Also erstmal, grundsätzlich finde ich, dass man ruhig die Religion in eienr Spielwelt auch mal etwas "verrückt" darstellen kann. Einer Spielweltreligion muss man nicht den gleichen Respekt und das gleichermaßen differenzierte Urteil entgegenbringen wie es die Höflichkeit gegenüber einer Glaubensrichtung in der normalen Welt erfordert.
Zweitens hängt bei mir alles vom Spielweltsetting ab, aber ich versuche, mal Antworten entsprechend eines "default" D&D-Settings zu geben, in dem Götter und Glaube nicht Hauptteil der Kampagne sind.
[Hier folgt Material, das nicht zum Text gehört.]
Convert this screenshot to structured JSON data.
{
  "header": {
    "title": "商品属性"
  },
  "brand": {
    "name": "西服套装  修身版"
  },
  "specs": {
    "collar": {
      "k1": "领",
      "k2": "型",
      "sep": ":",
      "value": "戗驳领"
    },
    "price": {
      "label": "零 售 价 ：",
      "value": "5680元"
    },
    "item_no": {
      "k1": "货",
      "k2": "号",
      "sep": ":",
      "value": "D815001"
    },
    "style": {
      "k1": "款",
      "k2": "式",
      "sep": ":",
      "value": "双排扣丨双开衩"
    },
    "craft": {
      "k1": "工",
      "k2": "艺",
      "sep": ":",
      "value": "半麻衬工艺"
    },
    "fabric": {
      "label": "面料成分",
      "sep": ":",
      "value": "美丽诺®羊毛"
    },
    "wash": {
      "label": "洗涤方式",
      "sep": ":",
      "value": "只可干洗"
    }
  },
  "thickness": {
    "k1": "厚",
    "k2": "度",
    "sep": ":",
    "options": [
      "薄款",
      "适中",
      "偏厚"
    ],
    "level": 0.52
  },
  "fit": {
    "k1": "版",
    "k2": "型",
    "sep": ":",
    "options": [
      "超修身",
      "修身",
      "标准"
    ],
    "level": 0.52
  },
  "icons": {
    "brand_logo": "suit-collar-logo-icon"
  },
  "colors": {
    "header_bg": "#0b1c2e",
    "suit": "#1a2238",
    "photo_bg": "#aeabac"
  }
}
Was ist bei Euch die Quelle der göttlichen Magie - die Gottheit oder der Glaube des Verehrers selbst?
Das ist der Gegenstand theologischer Diskussion und vielleicht Anlass für ein Abenteuer, z.B. einen Mordfall während eines Konzils, in dem die Vertreter der unterschiedlichen Interpretationen in einem abgelegenen Kloster zusammengekommen sind.
Antworten Götter auf Gebete?
Ja. Klerikale Zauberei ist die Antwort der Götter auf ein Gebet.
Erscheinen Götter persönlich, z.B. bei Gottesdiensten?
Nur in Ausnahmefällen, eigentlich fast garnicht. Wenn sie erscheinen, dann eher als Stimme oder Lichtgestalt, aber normalerweise sprechen sie durch Boten oder garnicht.
Entsenden sie Heralde oder Diener?
Ja. Allerdings auch eher selten, zumindest auf den unteren Stufen.
Finden göttliche Interventionen statt, bzw. wie sehen diese aus?
In der Regel findet sowas nicht statt. Aus irgendwelchen innerspielweltlichen Gründen können Götter nur über ihre Agenten, Diener oder durch ihre Gläubigen (Kleriker, Palladine usw.) handeln, so gut wie nie von selbst - außer sie wurden durch ein vergessenes, uraltes Ritual zu Hilfe gerufen, das erstmal von einer Abenteurergruppe wieder entdeckt werden muss.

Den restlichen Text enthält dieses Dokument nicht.